Photo du rédacteur: AlterculteursAlterculteurs

Dernière mise à jour : 27 août 2020


C’est une ferme très spéciale car c’est une ferme école dont l’objectif est de former des futurs maraîchers et de faire la démonstration du modèle de l’agriculture bio-intensive qu’enseigne Jean-Martin Fortier, auteur du livre « Le Jardinier Maraîcher » expliquant ce modèle.

La méthode d’agriculture bio-intensive telle que pratiquée à la ferme des Quatre-Temps a été inventée et systématisée par Jean-Martin suite à la mise en place réussie de sa propre ferme Les Jardins de La Grelinette et son expérimentation pendant plus de quinze années. Bien sûr celle-ci est s’inspire de sources diverses et variées provenant de son expérience personnelle mais également, pour n’en citer que deux, d’autres maraîchers tels que les jardiniers maraîchers parisiens du XIXe siècle ainsi que Eliot Coleman, un maraîcher américain qui a repris ces méthodes du XIXe siècle et les a adaptées et développées dans notre époque contemporaine.

Nota : La ferme des Quatre-Temps est une marque qui regroupe deux sites, la Ferme des Quatre-Temps à Hemmingford où nous avons aidé et la ferme de Port-au-Persil, plus petite mais avec le même objectif.

Avec ses deux fermes, la production de la Ferme des Quatre-Temps est très complète. Nous avons pu goûté les excellents produits animaux et végétaux de la ferme mais nous ne présenterons ici que la production de légumes car nous n’avons pas expérimenté les autres aspects. Il faut tout de même noter qu’à Hemmingford, il y a donc un élevage de vaches à viande, de cochons ainsi que des poulaillers mobiles pour les œufs, on y trouve également des ruches ainsi qu’une cuisine professionnelle pour la transformation de produits.



La production maraîchère

Il y a environ 3,23 hectares (8 acres) de culture maraîchère.

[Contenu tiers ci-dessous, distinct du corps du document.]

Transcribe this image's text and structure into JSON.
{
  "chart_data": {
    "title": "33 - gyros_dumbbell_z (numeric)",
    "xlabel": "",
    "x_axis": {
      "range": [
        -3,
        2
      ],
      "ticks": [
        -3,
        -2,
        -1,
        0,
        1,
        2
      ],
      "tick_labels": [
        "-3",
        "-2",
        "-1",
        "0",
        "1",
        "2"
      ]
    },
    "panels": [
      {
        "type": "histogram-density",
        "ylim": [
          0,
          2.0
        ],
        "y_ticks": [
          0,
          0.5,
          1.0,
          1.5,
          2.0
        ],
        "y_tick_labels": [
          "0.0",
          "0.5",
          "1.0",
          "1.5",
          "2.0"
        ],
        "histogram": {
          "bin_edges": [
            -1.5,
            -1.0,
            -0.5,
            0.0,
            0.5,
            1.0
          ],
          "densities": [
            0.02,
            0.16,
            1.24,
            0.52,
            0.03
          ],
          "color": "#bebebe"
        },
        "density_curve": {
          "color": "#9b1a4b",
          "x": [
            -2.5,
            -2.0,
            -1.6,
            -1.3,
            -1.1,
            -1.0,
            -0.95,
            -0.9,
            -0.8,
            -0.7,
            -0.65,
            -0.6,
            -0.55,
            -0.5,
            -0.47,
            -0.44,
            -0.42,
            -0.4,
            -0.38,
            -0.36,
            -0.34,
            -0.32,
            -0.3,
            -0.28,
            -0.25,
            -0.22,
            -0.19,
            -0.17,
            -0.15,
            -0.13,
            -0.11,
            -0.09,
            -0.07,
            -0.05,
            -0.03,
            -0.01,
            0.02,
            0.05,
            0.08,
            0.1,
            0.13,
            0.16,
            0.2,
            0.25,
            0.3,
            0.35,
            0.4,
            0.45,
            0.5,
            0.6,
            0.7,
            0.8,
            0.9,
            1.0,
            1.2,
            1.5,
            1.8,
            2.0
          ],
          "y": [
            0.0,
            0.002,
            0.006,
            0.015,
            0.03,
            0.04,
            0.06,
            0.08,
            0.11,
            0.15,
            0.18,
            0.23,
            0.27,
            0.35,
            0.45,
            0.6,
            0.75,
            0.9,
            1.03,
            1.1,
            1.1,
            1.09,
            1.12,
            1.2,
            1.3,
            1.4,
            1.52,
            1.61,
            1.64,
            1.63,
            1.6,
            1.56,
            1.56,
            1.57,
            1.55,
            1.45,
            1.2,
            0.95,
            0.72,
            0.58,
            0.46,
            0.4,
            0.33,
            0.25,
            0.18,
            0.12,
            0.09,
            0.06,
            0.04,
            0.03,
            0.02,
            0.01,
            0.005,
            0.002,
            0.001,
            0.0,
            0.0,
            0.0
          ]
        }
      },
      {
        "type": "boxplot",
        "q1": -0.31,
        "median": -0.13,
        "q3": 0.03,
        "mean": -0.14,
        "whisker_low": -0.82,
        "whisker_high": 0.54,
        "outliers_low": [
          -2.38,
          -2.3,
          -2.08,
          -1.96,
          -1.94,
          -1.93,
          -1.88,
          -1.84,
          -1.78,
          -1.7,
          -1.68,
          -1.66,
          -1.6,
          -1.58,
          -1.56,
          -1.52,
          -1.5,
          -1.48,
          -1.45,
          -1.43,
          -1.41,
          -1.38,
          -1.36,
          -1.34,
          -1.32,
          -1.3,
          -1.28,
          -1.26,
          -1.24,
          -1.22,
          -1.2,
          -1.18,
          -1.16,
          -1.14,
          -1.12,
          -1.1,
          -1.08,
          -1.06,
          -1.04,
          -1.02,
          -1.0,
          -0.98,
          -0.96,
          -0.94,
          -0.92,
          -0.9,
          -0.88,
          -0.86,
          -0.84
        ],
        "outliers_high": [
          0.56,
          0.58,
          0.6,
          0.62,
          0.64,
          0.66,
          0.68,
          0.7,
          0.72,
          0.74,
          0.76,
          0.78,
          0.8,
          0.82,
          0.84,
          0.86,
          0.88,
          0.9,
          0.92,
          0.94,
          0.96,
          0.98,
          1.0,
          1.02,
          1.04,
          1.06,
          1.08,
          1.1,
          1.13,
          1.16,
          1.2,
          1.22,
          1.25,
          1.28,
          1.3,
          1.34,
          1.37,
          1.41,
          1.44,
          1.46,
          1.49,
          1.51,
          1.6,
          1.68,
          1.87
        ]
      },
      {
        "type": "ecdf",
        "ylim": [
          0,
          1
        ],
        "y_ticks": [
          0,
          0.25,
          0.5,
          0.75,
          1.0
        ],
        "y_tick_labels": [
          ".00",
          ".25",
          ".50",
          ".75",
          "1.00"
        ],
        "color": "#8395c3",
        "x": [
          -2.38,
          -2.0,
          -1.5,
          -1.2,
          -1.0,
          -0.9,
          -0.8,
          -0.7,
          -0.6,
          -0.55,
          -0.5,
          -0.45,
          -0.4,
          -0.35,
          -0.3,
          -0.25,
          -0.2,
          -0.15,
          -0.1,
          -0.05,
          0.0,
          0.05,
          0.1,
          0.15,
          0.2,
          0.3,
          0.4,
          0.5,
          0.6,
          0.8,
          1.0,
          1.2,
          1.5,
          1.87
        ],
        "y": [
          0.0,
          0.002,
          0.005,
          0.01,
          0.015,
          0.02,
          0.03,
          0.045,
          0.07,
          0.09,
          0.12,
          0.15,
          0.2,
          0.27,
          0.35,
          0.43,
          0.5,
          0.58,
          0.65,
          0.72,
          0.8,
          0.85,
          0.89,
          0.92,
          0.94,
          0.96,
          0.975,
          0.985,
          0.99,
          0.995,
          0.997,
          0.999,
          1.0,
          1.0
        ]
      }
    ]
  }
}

Toutes les planches font 30m de long environ (100 pieds) et sont organisées en blocs puis en deux principaux jardins, sud et nord. Il y a également des serres qui sont chauffées en hiver et au début du printemps pour maintenir la température hors gel, situées dans le bloc sud principalement ainsi que plusieurs tunnels « froids » (non chauffés). Certaines planches sont également couvertes avec des serres-fraises, tunnels froids installés rapidement, assez haut encore pour entrer dedans (hoop house).

Un dernier bloc complète ces 8 acres, c’est le jardin d’hiver, de presqu’un hectare environ. Celui-ci est dédié aux cultures de conservations / cultures plus longues ou qui prennent plus d’espaces / qui peuvent être cultivées plus tard dans la saison (sachant que l’hiver au Québec arrive rapidement et s’installe durablement jusqu’au printemps avec beaucoup de neige).



La méthode de culture

Celle-ci est décrite en détail dans le livre « Le Jardinier Maraîcher » de JM Fortier. Nous ne décrivons que ce qui nous a parut particulier ou marquant (ou ce que nous en avons retenu finalement).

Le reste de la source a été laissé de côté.